More than a century ago American author Thoreau moved to a self-built house near Walden Pond in Massachusetts and lived there for two years. By choosing to live in solitude, Thoreau did not intend to abandon or reject human society, but to get close to nature and contemplate the meaning of life. Thoreau was always against slavery and advocated for protection of the environment. His philosophy of civil disobedience remarkably influenced Indian independence leader Mahatma Gandhi and American civil rights activist Martin Luther King.

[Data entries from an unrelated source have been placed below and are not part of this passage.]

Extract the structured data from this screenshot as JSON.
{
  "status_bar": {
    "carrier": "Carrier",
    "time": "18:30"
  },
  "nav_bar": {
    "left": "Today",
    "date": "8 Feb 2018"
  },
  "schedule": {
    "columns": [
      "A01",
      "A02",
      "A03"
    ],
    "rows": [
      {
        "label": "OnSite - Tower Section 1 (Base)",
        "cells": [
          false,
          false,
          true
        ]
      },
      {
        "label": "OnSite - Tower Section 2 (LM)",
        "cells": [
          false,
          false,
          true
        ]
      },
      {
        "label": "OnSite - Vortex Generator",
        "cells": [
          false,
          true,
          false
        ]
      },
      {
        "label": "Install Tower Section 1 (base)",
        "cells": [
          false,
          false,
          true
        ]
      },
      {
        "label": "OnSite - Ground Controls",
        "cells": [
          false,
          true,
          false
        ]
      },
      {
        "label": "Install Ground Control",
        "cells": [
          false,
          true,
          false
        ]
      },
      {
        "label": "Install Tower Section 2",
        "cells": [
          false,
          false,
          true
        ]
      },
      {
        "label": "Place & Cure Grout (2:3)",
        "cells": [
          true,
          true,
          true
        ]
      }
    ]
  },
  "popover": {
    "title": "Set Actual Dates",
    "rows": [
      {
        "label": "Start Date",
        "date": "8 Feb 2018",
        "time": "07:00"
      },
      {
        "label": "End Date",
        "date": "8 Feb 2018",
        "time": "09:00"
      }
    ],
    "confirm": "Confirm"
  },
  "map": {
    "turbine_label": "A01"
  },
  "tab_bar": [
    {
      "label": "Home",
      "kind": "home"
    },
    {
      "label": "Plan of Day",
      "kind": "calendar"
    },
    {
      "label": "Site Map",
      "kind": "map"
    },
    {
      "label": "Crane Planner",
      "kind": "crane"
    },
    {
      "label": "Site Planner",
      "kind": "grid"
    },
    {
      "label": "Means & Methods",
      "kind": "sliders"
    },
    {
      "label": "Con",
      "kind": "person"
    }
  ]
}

In these two artists' works, we discover their reverence for nature and empathy for all creatures, just like Thoreau. In his Tide series, Dou Rong jun continued his exploration based on the same series started in 2013, and concealed billows under peaceful surfaces. He mixed oil paints with pastel, rendered a thin layer as seen in old master paintings, somehow creating luxurious shades and tones. His Snow Bamboo series demonstrated the tenacious vitality of plants in the severe cold; meanwhile paying homage to a Chinese literati painting motif, Three Friends of Winter (pine, bamboo, and plum), with Western oil painting skill.
Another admirer of Thoreau, the late Chinese poet Wei An once wrote: trees are the wishes and the first inhabitants of the land; wherever there are trees, there are hopes of the land. Tang Shu kept close observance of nature, especially to trees. His seemingly careless brushstrokes captured the trees breathing in nature. The “looking up” perspective made the trees as grand as monuments. Paul Gladston commented on Tang's work, saying that his painting has "an austere and rigorously organized, though still evidently spontaneous, first-order depiction of nature."
Dou Rongjun and Tang Shu's paintings rejected any conceptual significance, and showed great interest in nature; they not only revealed the artists' admiration for nature, but also their deep concern for the destiny of human beings. In today's world, we face increasing destruction of the environment and see too many man-made products. A beautiful, natural moment in time is extremely invaluable. They are captured by these artists and framed on the canvases, in order to envoke our nostalgia for nature.